La violence comme outil politique
Le fascisme, dans son histoire comme dans ses formes contemporaines, ne se réduit jamais à un corpus d’idées. Il est indissociable d’une pratique. Une pratique de la violence. Non pas une violence désordonnée, irrationnelle ou marginale, mais une violence organisée, ciblée, pensée comme un levier stratégique.
Cette violence n’est pas un débordement. Elle est un langage. Elle produit des effets politiques concrets.
Elle sert plusieurs objectifs précis.

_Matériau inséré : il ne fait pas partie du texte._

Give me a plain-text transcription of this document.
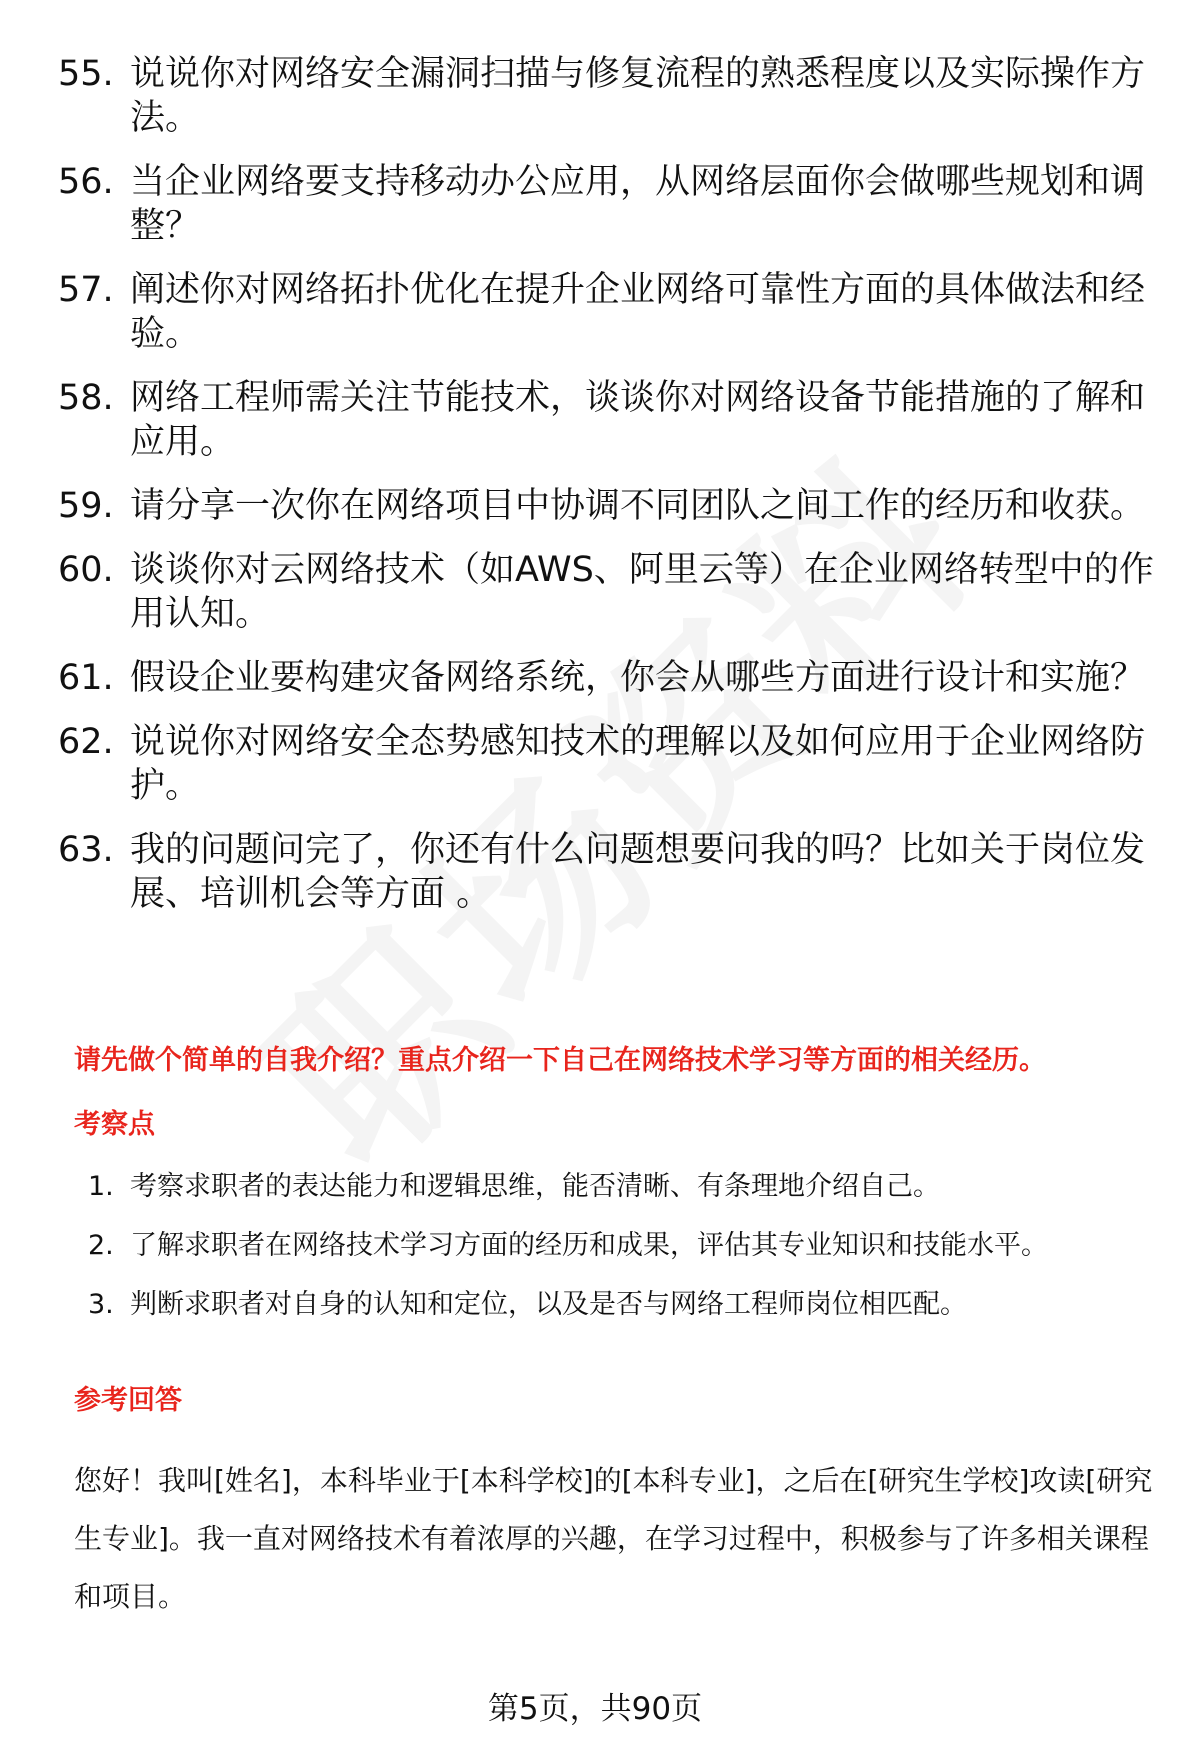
55. 说说你对网络安全漏洞扫描与修复流程的熟悉程度以及实际操作方法。
56. 当企业网络要支持移动办公应用，从网络层面你会做哪些规划和调整？
57. 阐述你对网络拓扑优化在提升企业网络可靠性方面的具体做法和经验。
58. 网络工程师需关注节能技术，谈谈你对网络设备节能措施的了解和应用。
59. 请分享一次你在网络项目中协调不同团队之间工作的经历和收获。
60. 谈谈你对云网络技术（如AWS、阿里云等）在企业网络转型中的作用认知。
61. 假设企业要构建灾备网络系统，你会从哪些方面进行设计和实施？
62. 说说你对网络安全态势感知技术的理解以及如何应用于企业网络防护。
63. 我的问题问完了，你还有什么问题想要问我的吗？比如关于岗位发展、培训机会等方面 。
请先做个简单的自我介绍？重点介绍一下自己在网络技术学习等方面的相关经历。
考察点
1. 考察求职者的表达能力和逻辑思维，能否清晰、有条理地介绍自己。
2. 了解求职者在网络技术学习方面的经历和成果，评估其专业知识和技能水平。
3. 判断求职者对自身的认知和定位，以及是否与网络工程师岗位相匹配。
参考回答
您好！我叫[姓名]，本科毕业于[本科学校]的[本科专业]，之后在[研究生学校]攻读[研究生专业]。我一直对网络技术有着浓厚的兴趣，在学习过程中，积极参与了许多相关课程和项目。
第5页，共90页
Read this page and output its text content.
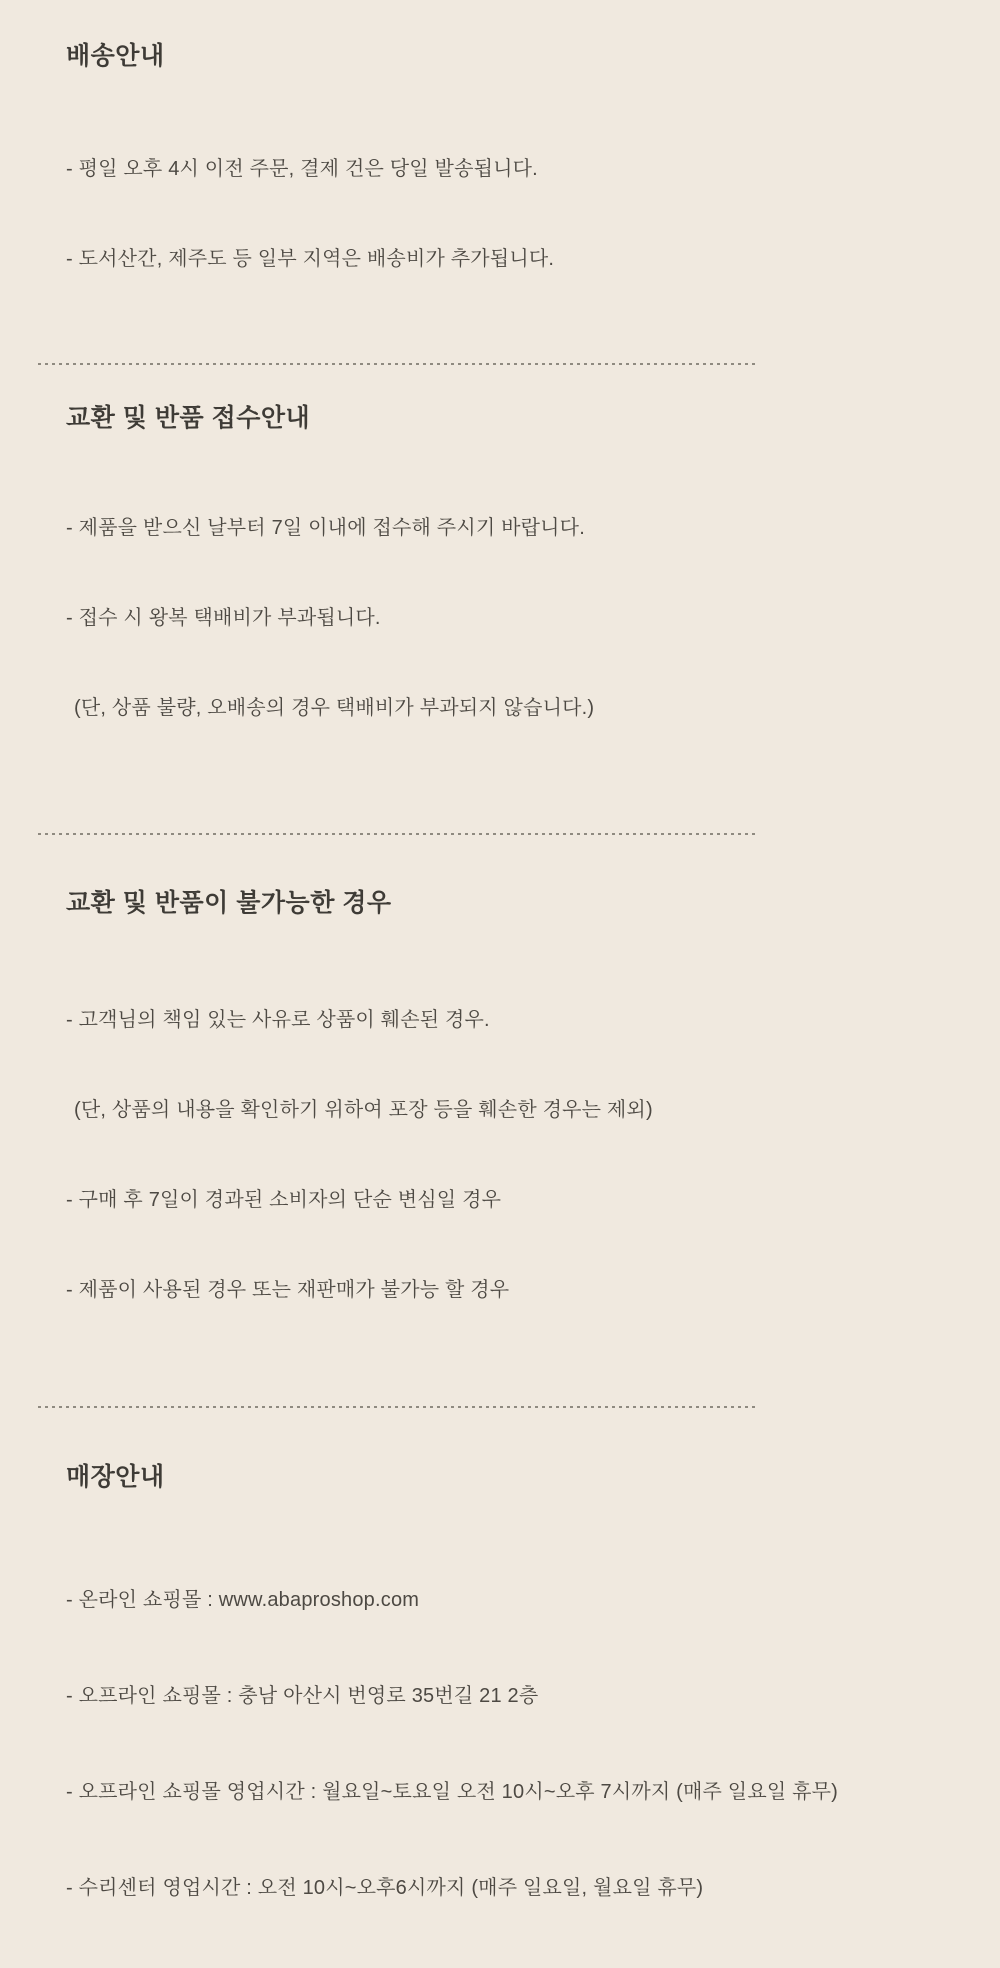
배송안내

- 평일 오후 4시 이전 주문, 결제 건은 당일 발송됩니다.

- 도서산간, 제주도 등 일부 지역은 배송비가 추가됩니다.

교환 및 반품 접수안내

- 제품을 받으신 날부터 7일 이내에 접수해 주시기 바랍니다.

- 접수 시 왕복 택배비가 부과됩니다.

(단, 상품 불량, 오배송의 경우 택배비가 부과되지 않습니다.)

교환 및 반품이 불가능한 경우

- 고객님의 책임 있는 사유로 상품이 훼손된 경우.

(단, 상품의 내용을 확인하기 위하여 포장 등을 훼손한 경우는 제외)

- 구매 후 7일이 경과된 소비자의 단순 변심일 경우

- 제품이 사용된 경우 또는 재판매가 불가능 할 경우

매장안내

- 온라인 쇼핑몰 : www.abaproshop.com

- 오프라인 쇼핑몰 : 충남 아산시 번영로 35번길 21 2층

- 오프라인 쇼핑몰 영업시간 : 월요일~토요일 오전 10시~오후 7시까지 (매주 일요일 휴무)

- 수리센터 영업시간 : 오전 10시~오후6시까지 (매주 일요일, 월요일 휴무)
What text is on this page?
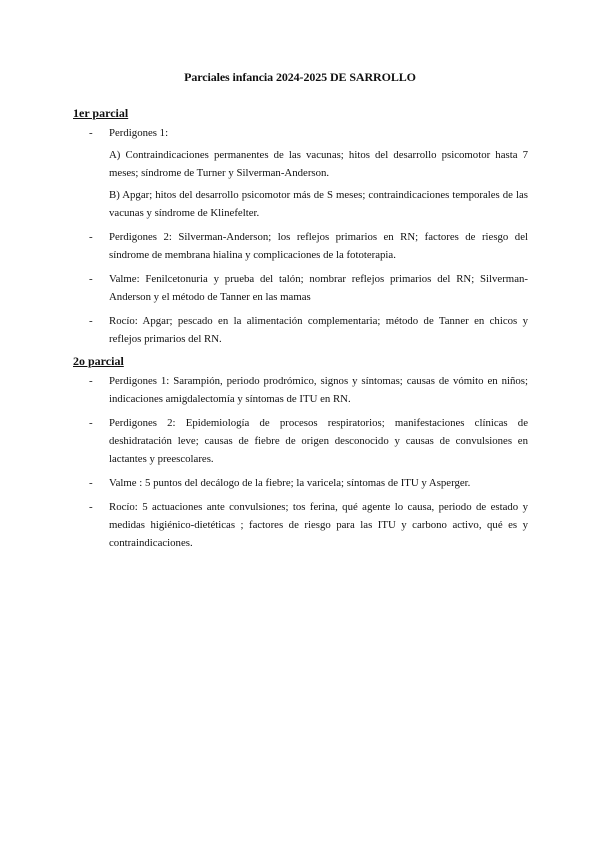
Parciales infancia 2024-2025 DE SARROLLO
1er parcial
- Perdigones 1:
A) Contraindicaciones permanentes de las vacunas; hitos del desarrollo psicomotor hasta 7 meses; síndrome de Turner y Silverman-Anderson.
B) Apgar; hitos del desarrollo psicomotor más de S meses; contraindicaciones temporales de las vacunas y síndrome de Klinefelter.
- Perdigones 2: Silverman-Anderson; los reflejos primarios en RN; factores de riesgo del síndrome de membrana hialina y complicaciones de la fototerapia.
- Valme: Fenilcetonuria y prueba del talón; nombrar reflejos primarios del RN; Silverman-Anderson y el método de Tanner en las mamas
- Rocío: Apgar; pescado en la alimentación complementaria; método de Tanner en chicos y reflejos primarios del RN.
2o parcial
- Perdigones 1: Sarampión, periodo prodrómico, signos y síntomas; causas de vómito en niños; indicaciones amigdalectomía y síntomas de ITU en RN.
- Perdigones 2: Epidemiología de procesos respiratorios; manifestaciones clínicas de deshidratación leve; causas de fiebre de origen desconocido y causas de convulsiones en lactantes y preescolares.
- Valme : 5 puntos del decálogo de la fiebre; la varicela; síntomas de ITU y Asperger.
- Rocío: 5 actuaciones ante convulsiones; tos ferina, qué agente lo causa, periodo de estado y medidas higiénico-dietéticas ; factores de riesgo para las ITU y carbono activo, qué es y contraindicaciones.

Intimider les adversaires, en transformant leur engagement en risque personnel. Désorganiser les structures militantes, en rendant toute activité instable, incertaine, vulnérable. Tester la capacité de réponse, mesurer les résistances, identifier les failles. Créer un climat d’insécurité politique, où l’expression elle-même devient coûteuse.
Mais au-delà de ces fonctions immédiates, cette violence porte un projet plus profond. Elle vise à réintroduire la domination comme évidence. À rappeler que certains peuvent frapper, et que d’autres doivent apprendre à encaisser ou à disparaître. Elle met en scène un ordre du monde où la force physique redevient un principe de hiérarchisation politique.
Chaque attaque est un message adressé à plusieurs destinataires. Aux militants visés, pour les dissuader. À leurs organisations, pour les fragiliser. Au reste de la société, pour banaliser l’idée que la violence politique est possible, voire inévitable.
Chaque agression est une tentative d’élargir le champ du possible. Ce qui était impensable hier devient tolérable aujourd’hui, puis banal demain. La répétition joue un rôle central. Elle installe, progressivement, une nouvelle norme.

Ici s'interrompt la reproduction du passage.